To lend personality and charm to the space, Crha made a point to incorporate vintage finds into the décor. "I think it's so important to use vintage and antique items when working in new construction, they're needed to add credibility to the rooms," says the designer. "When Sheba at Blue Parakeet Rugs pulled these rugs, I was ecstatic with the life, history, and color they brought."
Creating distinct rooms in an open floor-plan home can be challenging, but Crha was more than up to the task. "I used the loveseat's high back to serve as a visual separation between the sleeping space and the living area," notes the designer.
Meanwhile, pillows and throws in similar hues help create cohesion between the two spaces. "I'm a textile hoarder, whenever I travel or go to the flea market, I find a fabric that speaks to me," says the designer. "My husband was happy to see some of my collection put to use for the pillows in this project."

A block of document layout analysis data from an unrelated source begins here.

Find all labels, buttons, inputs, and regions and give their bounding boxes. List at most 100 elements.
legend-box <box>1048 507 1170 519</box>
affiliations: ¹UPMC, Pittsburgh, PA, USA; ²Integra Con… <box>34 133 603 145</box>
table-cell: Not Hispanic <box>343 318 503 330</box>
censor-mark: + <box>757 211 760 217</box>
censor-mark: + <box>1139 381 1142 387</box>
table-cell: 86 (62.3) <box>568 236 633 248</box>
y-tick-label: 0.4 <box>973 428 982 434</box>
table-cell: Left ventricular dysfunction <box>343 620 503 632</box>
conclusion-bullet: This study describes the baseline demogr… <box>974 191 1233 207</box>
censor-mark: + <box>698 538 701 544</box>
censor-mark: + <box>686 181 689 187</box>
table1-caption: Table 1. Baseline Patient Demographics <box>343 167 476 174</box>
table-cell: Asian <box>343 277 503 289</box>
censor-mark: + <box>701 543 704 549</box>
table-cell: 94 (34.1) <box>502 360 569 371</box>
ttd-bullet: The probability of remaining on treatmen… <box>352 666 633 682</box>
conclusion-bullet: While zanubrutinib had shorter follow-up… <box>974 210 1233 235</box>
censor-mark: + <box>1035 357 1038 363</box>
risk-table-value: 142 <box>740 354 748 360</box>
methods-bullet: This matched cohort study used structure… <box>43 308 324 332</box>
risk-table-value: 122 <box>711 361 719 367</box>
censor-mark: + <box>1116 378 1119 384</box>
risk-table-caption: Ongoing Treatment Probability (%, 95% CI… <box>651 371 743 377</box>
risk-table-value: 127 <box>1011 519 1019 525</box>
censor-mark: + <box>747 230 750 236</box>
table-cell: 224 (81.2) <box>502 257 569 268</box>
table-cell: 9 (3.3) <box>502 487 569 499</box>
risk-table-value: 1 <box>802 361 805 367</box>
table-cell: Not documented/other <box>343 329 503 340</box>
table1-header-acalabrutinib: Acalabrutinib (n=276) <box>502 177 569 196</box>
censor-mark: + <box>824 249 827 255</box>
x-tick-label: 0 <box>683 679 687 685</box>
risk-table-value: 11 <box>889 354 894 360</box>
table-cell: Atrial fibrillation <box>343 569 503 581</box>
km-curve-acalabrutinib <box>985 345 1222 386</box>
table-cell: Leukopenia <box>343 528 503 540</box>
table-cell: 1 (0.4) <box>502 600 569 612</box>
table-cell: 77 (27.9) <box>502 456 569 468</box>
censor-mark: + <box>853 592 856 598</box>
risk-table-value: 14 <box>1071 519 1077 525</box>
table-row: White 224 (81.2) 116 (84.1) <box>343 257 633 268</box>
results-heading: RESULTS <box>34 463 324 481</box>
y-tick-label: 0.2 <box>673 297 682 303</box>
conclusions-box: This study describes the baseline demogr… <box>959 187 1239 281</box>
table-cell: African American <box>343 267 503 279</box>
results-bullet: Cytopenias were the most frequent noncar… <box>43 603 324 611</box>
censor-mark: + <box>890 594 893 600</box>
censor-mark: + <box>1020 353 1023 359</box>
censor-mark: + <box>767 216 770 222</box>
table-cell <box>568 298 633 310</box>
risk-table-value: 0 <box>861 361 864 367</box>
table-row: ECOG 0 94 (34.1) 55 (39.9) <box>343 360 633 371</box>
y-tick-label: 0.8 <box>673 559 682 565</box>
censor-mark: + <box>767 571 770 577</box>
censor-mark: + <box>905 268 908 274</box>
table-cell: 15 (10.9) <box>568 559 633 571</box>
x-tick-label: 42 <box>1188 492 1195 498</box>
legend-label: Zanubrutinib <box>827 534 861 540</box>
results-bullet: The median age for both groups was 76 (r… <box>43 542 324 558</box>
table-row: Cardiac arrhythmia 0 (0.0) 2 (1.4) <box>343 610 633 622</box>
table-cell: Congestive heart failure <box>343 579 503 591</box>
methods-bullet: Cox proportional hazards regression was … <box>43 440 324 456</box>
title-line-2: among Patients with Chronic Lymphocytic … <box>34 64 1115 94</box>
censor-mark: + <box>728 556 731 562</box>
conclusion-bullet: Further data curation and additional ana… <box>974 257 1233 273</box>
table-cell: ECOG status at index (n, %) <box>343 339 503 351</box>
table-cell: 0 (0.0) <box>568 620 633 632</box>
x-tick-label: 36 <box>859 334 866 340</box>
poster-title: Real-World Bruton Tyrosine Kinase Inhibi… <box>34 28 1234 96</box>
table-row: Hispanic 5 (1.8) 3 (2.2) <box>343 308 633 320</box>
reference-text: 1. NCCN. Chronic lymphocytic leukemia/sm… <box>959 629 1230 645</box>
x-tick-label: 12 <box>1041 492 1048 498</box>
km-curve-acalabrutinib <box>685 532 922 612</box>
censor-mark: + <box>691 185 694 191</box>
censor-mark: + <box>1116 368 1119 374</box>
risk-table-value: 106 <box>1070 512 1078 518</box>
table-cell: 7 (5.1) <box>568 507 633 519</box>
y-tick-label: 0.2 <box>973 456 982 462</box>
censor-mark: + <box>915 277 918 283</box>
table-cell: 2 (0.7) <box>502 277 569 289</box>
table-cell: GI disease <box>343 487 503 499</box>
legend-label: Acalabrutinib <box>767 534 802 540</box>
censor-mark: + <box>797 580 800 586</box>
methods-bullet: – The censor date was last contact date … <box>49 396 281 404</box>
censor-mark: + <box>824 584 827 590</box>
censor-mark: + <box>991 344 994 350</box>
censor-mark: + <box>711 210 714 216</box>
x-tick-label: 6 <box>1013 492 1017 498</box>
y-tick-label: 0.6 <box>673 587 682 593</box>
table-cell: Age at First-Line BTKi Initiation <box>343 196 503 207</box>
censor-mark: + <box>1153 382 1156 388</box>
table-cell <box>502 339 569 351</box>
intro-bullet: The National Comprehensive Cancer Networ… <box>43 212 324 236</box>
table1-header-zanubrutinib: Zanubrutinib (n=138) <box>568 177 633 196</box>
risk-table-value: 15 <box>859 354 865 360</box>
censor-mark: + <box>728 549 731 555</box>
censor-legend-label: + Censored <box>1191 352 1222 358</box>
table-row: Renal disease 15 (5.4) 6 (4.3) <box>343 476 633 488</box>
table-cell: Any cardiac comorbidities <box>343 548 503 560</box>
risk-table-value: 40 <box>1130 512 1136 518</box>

One of the benefits of building from scratch is the ability to incorporate custom storage solutions into the space. "Creating the built-in closets on either side of the bed anchored the sleeping area, and created a cozy nook while adding much-needed storage," explains Crha.
"It can sometimes be hard to make a bathroom feel warm with so many hard surfaces," confesses Crha. "The patterned floor tile added some visual interest and Spanish charm." Additionally, details like the chrome showerhead in the bathroom evoke classic, old world style. "I scored the vintage French bamboo style hat rack at a flea market and decided it was perfect to use as a towel rack instead."
When designing a small bathroom, one of the biggest design challenges is figuring out ways to incorporate plenty of storage. "One way to add extra storage to any bathroom is to add a mirrored medicine cabinet," offers Crha. "There are so many beautiful options available now; you don't have to sacrifice form over function."
While the guest house is, as you'd guess, intended for guests, Crha also had long-term plans in mind when designing the space. "From the beginning, I knew that the guest house could be a place for our parents to live one day, somewhere they could age with dignity near family," says the interior designer.
"It's one of the reasons there isn't much overhead storage in the kitchen, everything is so much easier to reach in the lower cabinets," Crha adds. "The walk-in shower already has bracing in the walls so we can install grab bars easily. All the way down to lever handles on the sink faucet, which are easier to operate if you have limited mobility in your hands."